Key Responsibilities
- Lead the development and execution of a comprehensive test strategy for assigned AI features, ensuring alignment with Definition of Done and release criteria across unit, API, UI, and end-to-end testing layers.
- Design, create, and maintain automated AI evaluation suites, which include developing golden datasets, scoring mechanisms, and regression baselines to cover critical user journeys and failure modes.
- Validate changes in prompt, retrieval, and orchestration through systematic test harnesses and adherence to established acceptance thresholds.

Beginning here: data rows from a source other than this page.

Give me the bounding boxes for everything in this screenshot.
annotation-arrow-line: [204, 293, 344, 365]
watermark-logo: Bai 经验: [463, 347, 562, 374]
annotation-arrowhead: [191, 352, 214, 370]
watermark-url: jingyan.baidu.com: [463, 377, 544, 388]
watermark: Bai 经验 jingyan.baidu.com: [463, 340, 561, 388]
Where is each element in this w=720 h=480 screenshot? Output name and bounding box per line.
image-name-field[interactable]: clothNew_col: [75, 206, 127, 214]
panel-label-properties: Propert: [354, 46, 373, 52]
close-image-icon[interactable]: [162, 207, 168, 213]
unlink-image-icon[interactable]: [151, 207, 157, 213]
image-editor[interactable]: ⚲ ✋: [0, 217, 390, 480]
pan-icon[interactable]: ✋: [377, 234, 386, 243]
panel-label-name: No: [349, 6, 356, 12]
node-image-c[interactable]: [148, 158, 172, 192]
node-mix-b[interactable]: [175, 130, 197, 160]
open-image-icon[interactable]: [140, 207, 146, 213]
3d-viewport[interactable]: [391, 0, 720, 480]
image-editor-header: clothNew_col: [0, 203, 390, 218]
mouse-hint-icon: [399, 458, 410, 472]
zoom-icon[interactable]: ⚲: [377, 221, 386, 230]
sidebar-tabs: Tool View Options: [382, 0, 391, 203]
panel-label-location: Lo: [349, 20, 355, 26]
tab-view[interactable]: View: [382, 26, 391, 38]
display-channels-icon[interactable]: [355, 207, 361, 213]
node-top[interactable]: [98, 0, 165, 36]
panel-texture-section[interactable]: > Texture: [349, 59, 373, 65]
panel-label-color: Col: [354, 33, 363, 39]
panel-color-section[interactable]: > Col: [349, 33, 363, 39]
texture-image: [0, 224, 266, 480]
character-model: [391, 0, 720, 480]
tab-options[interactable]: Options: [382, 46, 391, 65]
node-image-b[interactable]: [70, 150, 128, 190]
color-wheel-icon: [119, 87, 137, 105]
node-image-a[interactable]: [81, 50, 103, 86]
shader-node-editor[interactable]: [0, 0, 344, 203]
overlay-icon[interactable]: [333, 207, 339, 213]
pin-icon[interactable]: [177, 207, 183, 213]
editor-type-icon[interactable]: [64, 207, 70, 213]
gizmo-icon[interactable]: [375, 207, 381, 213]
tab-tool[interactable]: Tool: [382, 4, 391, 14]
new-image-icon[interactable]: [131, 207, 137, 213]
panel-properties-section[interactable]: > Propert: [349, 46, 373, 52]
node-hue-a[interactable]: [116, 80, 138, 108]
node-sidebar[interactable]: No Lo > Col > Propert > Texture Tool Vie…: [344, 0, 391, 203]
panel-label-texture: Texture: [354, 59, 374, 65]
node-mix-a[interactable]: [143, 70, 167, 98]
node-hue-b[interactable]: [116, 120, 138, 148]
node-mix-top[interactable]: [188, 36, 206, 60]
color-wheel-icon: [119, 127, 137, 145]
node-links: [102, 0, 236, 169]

- Enhance and extend automation frameworks and reusable utilities, focusing on improving test stability, execution speed, and signal-to-noise ratios.
- Integrate automated tests and AI evaluations into our CI/CD pipeline, effectively triaging pipeline failures and minimizing flaky tests.
- Collaborate with engineering teams to enhance testability through improved contracts, logging practices, and observability, promoting shift-left quality initiatives.
- Conduct thorough analysis of defects and AI output issues, performing root cause analysis and implementing regression coverage to mitigate future occurrences.
- Mentor junior SDETs in automation, test design, and AI validation methodologies, while effectively communicating quality risks to stakeholders.
- Ensure production readiness by validating guardrails, monitoring performance signals, and confirming compliance with performance requirements for AI features.